Can anyone name any famous Medieval European people who were heavily critical of religion or even Atheist? Preferably ones that existed before the Age of Enlightenment.
I can think of a few Islamic ones like Al-Ma'arrim, Ibn al-Rawandi and even Al-Razi I suppose. But funnily enough I can't think of any Europeans that lived in a similar period who were equally or more critical of Christianity like they were.

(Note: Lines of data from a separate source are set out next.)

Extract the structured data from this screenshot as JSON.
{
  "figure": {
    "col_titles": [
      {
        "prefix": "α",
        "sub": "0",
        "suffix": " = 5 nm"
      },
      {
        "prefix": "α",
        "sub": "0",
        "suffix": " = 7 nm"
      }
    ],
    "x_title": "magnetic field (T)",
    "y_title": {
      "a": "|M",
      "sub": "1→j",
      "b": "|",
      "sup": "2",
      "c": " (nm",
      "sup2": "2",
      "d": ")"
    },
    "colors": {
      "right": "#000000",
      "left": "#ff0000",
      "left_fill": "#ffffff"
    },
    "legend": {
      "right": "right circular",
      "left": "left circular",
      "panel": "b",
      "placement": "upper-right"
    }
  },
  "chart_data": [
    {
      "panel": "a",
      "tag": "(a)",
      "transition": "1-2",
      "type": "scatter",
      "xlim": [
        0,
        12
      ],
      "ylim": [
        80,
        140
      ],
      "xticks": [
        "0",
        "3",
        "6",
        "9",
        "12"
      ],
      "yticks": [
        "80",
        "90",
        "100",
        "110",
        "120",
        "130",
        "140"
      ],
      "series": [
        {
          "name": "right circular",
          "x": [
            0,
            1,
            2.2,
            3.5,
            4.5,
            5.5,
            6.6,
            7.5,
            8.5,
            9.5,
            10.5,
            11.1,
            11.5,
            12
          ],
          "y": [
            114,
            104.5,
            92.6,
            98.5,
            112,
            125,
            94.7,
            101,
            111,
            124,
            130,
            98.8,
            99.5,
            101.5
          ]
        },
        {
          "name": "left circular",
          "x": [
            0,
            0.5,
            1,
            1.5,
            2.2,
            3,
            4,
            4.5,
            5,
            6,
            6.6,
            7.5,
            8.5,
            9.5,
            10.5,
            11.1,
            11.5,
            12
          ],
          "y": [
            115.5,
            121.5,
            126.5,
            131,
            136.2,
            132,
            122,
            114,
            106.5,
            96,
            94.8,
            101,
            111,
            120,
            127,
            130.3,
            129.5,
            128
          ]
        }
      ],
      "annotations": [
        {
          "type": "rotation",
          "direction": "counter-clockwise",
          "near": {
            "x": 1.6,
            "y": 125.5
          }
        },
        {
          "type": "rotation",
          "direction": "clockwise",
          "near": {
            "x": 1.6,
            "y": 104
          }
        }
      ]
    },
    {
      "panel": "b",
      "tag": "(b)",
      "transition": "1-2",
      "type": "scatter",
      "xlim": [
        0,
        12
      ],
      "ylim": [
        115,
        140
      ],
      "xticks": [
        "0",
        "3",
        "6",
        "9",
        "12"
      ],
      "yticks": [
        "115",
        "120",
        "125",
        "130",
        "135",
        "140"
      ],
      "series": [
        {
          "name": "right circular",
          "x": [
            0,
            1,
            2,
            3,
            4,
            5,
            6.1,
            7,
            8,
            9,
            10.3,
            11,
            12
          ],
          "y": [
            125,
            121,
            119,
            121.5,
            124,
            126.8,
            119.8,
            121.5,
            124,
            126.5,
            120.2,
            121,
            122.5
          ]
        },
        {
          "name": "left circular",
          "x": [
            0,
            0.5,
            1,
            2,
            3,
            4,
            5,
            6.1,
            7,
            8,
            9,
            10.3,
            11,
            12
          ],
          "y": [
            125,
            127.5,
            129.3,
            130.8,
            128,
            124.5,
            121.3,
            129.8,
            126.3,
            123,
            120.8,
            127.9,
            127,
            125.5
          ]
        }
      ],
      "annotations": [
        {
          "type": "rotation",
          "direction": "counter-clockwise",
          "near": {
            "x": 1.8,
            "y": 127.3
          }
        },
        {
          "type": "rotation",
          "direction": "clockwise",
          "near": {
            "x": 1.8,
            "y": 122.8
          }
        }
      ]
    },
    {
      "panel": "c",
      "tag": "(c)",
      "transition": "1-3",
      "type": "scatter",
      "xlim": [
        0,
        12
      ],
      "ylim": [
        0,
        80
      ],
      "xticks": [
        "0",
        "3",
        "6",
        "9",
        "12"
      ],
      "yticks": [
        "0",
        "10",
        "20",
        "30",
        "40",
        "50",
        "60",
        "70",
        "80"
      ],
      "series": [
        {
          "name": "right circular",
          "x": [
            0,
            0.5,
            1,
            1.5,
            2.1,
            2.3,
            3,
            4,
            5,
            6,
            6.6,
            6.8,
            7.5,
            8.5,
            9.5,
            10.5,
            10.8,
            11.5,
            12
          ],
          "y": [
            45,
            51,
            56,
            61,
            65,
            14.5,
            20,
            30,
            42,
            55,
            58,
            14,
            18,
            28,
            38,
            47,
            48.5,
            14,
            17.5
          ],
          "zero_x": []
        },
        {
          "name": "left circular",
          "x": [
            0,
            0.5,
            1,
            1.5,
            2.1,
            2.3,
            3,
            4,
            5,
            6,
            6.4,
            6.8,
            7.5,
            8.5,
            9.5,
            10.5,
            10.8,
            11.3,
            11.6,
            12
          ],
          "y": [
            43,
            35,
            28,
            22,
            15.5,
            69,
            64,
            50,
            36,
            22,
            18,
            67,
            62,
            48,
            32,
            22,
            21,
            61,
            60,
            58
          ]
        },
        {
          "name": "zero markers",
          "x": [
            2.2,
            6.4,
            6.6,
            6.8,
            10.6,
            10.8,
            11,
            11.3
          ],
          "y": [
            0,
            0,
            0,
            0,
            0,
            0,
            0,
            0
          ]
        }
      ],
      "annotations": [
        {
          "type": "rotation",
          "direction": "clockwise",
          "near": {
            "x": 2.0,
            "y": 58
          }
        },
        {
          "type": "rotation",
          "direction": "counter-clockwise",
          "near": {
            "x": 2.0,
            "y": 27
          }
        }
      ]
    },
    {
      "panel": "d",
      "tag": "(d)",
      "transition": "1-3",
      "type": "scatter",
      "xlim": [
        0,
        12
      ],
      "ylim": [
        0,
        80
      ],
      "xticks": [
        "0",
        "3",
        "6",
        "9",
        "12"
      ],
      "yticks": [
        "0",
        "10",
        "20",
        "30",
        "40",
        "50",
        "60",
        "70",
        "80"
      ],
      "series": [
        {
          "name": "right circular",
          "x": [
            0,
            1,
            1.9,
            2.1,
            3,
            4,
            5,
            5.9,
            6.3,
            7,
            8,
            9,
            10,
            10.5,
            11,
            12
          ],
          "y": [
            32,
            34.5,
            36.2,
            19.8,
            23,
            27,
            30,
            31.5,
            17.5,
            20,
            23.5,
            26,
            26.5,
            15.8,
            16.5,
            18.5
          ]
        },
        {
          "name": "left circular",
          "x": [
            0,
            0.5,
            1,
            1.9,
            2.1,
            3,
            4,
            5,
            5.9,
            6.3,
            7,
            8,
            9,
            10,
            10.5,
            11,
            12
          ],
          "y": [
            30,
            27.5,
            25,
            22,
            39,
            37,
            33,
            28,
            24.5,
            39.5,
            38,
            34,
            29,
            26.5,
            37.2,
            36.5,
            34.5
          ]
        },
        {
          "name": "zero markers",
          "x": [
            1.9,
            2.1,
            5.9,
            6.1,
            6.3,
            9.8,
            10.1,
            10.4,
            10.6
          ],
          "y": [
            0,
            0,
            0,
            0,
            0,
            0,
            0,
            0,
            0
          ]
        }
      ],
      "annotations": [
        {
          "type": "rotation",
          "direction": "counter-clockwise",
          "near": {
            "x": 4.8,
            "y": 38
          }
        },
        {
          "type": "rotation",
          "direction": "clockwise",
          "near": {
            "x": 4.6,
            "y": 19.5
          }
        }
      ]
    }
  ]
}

Am I just ignorant or were there really not that many of them?
Spinoza
>>586219
Not exactly medieval. He may have been early in the Age of Enlightenment but he was definitely a part of it.
King John I of England.
>>586205
Plato was at the very least critical of Greek mythology.
>>586560
Well if you're gonna go as far back as ancient times Epicurus and Seneca were very clearly Atheist.
>>586205
The earliest I can think of offhand is Machiavelli, but he's more renaissance than properly medieval, although he is before the enlightenment.
>>586205
1560-ish so not strictly medieval.
>>586205
Peter Abellard
>>588729
cont. He was a Logician and monk. He once gave a dissertation that was basically "We're going to start with the proposition that there is no god and work from there to prove the existence of god."
And he got HAMMERED for it. The Church did the Bureaucratic equivalent of slamming his head in a car door over and over again and he was forced to retire to a monastery.

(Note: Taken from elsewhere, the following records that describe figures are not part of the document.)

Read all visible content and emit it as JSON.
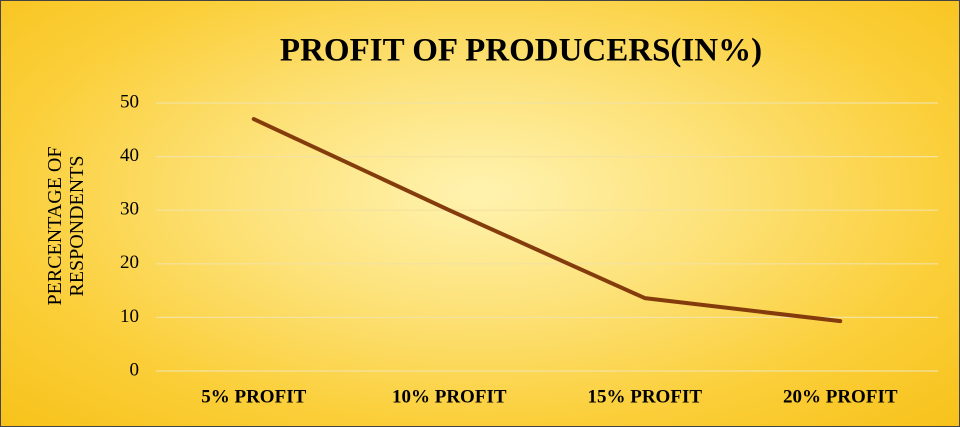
{
  "chart_data": {
    "type": "line",
    "title": "PROFIT OF PRODUCERS(IN%)",
    "ylabel": "PERCENTAGE OF RESPONDENTS",
    "categories": [
      "5% PROFIT",
      "10% PROFIT",
      "15% PROFIT",
      "20% PROFIT"
    ],
    "values": [
      47,
      30,
      13.6,
      9.3
    ],
    "color": "#843c0c",
    "ylim": [
      0,
      50
    ],
    "yticks": [
      0,
      10,
      20,
      30,
      40,
      50
    ],
    "grid": true
  }
}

Frederick II (26 December 1194 – 13 December 1250) might have been an atheist.
>>586205
Lucien Febvre once wrote an essay about how in the middle age and early modern age people couldn't be atheists.

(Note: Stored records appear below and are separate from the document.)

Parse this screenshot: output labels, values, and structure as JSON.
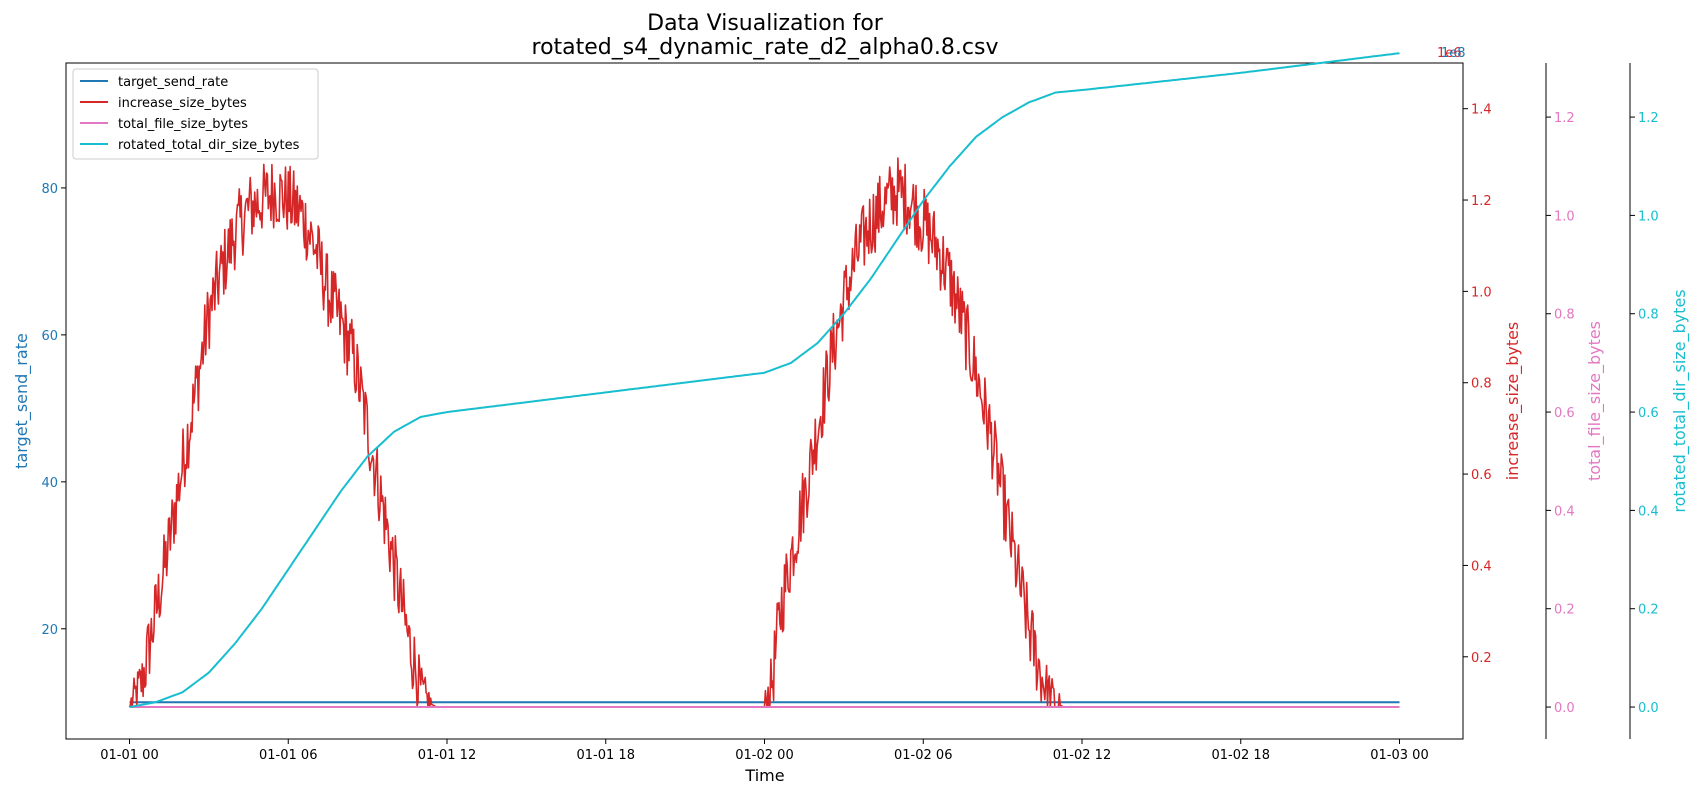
{
  "chart_data": {
    "type": "line",
    "title_line1": "Data Visualization for",
    "title_line2": "rotated_s4_dynamic_rate_d2_alpha0.8.csv",
    "xlabel": "Time",
    "x_ticks": [
      "01-01 00",
      "01-01 06",
      "01-01 12",
      "01-01 18",
      "01-02 00",
      "01-02 06",
      "01-02 12",
      "01-02 18",
      "01-03 00"
    ],
    "x_range_hours": [
      -2.4,
      50.4
    ],
    "colors": {
      "target_send_rate": "#1f77b4",
      "increase_size_bytes": "#d62728",
      "total_file_size_bytes": "#e377c2",
      "rotated_total_dir_size_bytes": "#17becf"
    },
    "axes": {
      "left": {
        "label": "target_send_rate",
        "ylim": [
          5,
          97
        ],
        "ticks": [
          20,
          40,
          60,
          80
        ],
        "tick_labels": [
          "20",
          "40",
          "60",
          "80"
        ]
      },
      "right1": {
        "label": "increase_size_bytes",
        "offset_text": "1e6",
        "ylim": [
          0.02,
          1.5
        ],
        "ticks": [
          0.2,
          0.4,
          0.6,
          0.8,
          1.0,
          1.2,
          1.4
        ],
        "tick_labels": [
          "0.2",
          "0.4",
          "0.6",
          "0.8",
          "1.0",
          "1.2",
          "1.4"
        ]
      },
      "right2": {
        "label": "total_file_size_bytes",
        "ylim": [
          -0.065,
          1.31
        ],
        "ticks": [
          0.0,
          0.2,
          0.4,
          0.6,
          0.8,
          1.0,
          1.2
        ],
        "tick_labels": [
          "0.0",
          "0.2",
          "0.4",
          "0.6",
          "0.8",
          "1.0",
          "1.2"
        ]
      },
      "right3": {
        "label": "rotated_total_dir_size_bytes",
        "offset_text": "1e8",
        "ylim": [
          -0.065,
          1.31
        ],
        "ticks": [
          0.0,
          0.2,
          0.4,
          0.6,
          0.8,
          1.0,
          1.2
        ],
        "tick_labels": [
          "0.0",
          "0.2",
          "0.4",
          "0.6",
          "0.8",
          "1.0",
          "1.2"
        ]
      }
    },
    "legend": {
      "placement": "upper-left",
      "entries": [
        "target_send_rate",
        "increase_size_bytes",
        "total_file_size_bytes",
        "rotated_total_dir_size_bytes"
      ]
    },
    "series": [
      {
        "name": "target_send_rate",
        "axis": "left",
        "x_hours": [
          0,
          48
        ],
        "y": [
          10,
          10
        ]
      },
      {
        "name": "increase_size_bytes",
        "axis": "right1",
        "unit_scale": "1e6",
        "x_hours": [
          0.0,
          0.5,
          1.0,
          1.5,
          2.0,
          2.5,
          3.0,
          3.5,
          4.0,
          4.5,
          5.0,
          5.5,
          6.0,
          6.5,
          7.0,
          7.5,
          8.0,
          8.5,
          9.0,
          9.5,
          10.0,
          10.5,
          11.0,
          11.3,
          11.6,
          12.0,
          24.0,
          24.3,
          24.6,
          25.0,
          25.5,
          26.0,
          26.5,
          27.0,
          27.5,
          28.0,
          28.5,
          29.0,
          29.5,
          30.0,
          30.5,
          31.0,
          31.5,
          32.0,
          32.5,
          33.0,
          33.5,
          34.0,
          34.5,
          35.0,
          35.3,
          35.6,
          36.0,
          48.0
        ],
        "y": [
          0.09,
          0.15,
          0.3,
          0.45,
          0.62,
          0.78,
          0.95,
          1.05,
          1.13,
          1.18,
          1.2,
          1.22,
          1.2,
          1.17,
          1.1,
          1.0,
          0.93,
          0.85,
          0.7,
          0.55,
          0.4,
          0.25,
          0.13,
          0.1,
          0.09,
          0.09,
          0.09,
          0.15,
          0.3,
          0.42,
          0.55,
          0.7,
          0.85,
          0.98,
          1.08,
          1.15,
          1.19,
          1.22,
          1.2,
          1.15,
          1.1,
          1.03,
          0.93,
          0.82,
          0.7,
          0.55,
          0.4,
          0.26,
          0.15,
          0.1,
          0.09,
          0.09,
          0.09,
          0.09
        ],
        "noise_amplitude": 0.08
      },
      {
        "name": "total_file_size_bytes",
        "axis": "right2",
        "x_hours": [
          0,
          48
        ],
        "y": [
          0,
          0
        ]
      },
      {
        "name": "rotated_total_dir_size_bytes",
        "axis": "right3",
        "unit_scale": "1e8",
        "x_hours": [
          0,
          1,
          2,
          3,
          4,
          5,
          6,
          7,
          8,
          9,
          10,
          11,
          12,
          18,
          24,
          25,
          26,
          27,
          28,
          29,
          30,
          31,
          32,
          33,
          34,
          35,
          36,
          42,
          48
        ],
        "y": [
          0.0,
          0.01,
          0.03,
          0.07,
          0.13,
          0.2,
          0.28,
          0.36,
          0.44,
          0.51,
          0.56,
          0.59,
          0.6,
          0.64,
          0.68,
          0.7,
          0.74,
          0.8,
          0.87,
          0.95,
          1.03,
          1.1,
          1.16,
          1.2,
          1.23,
          1.25,
          1.255,
          1.29,
          1.33
        ]
      }
    ]
  }
}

Here you can read it in french
http://classiques.uqac.ca/classiques/febvre_lucien/probleme_incroyance_16e/febvre_incroyance.pdf
>>588764
>Frederick II
wut? Ignoring pope and hanging out with Muslims doesn't make you atheist.
>>586638
Epicurus wasn't.
>>590885
No but a bloodless crusade securing pilgrim access to the holy land does make you a badass.
>>586205
Henry VIII. Your question has a bit too much forcing of modern concepts onto the past for my liking, but the English Reformation was certainly radical for its time.
>>586205
Um pretty much every philosopher from Spinoza onward.
Spinoza, Hume, Nietzsche, Marx, Stirner, Voltaire. Religion pretty much divocrced itself from philosophy with the Enlightenement.
>>591121
> Religion pretty much divocrced itself from philosophy with the Enlightenement.
Get back to the books, anon - you're quite wrong about this.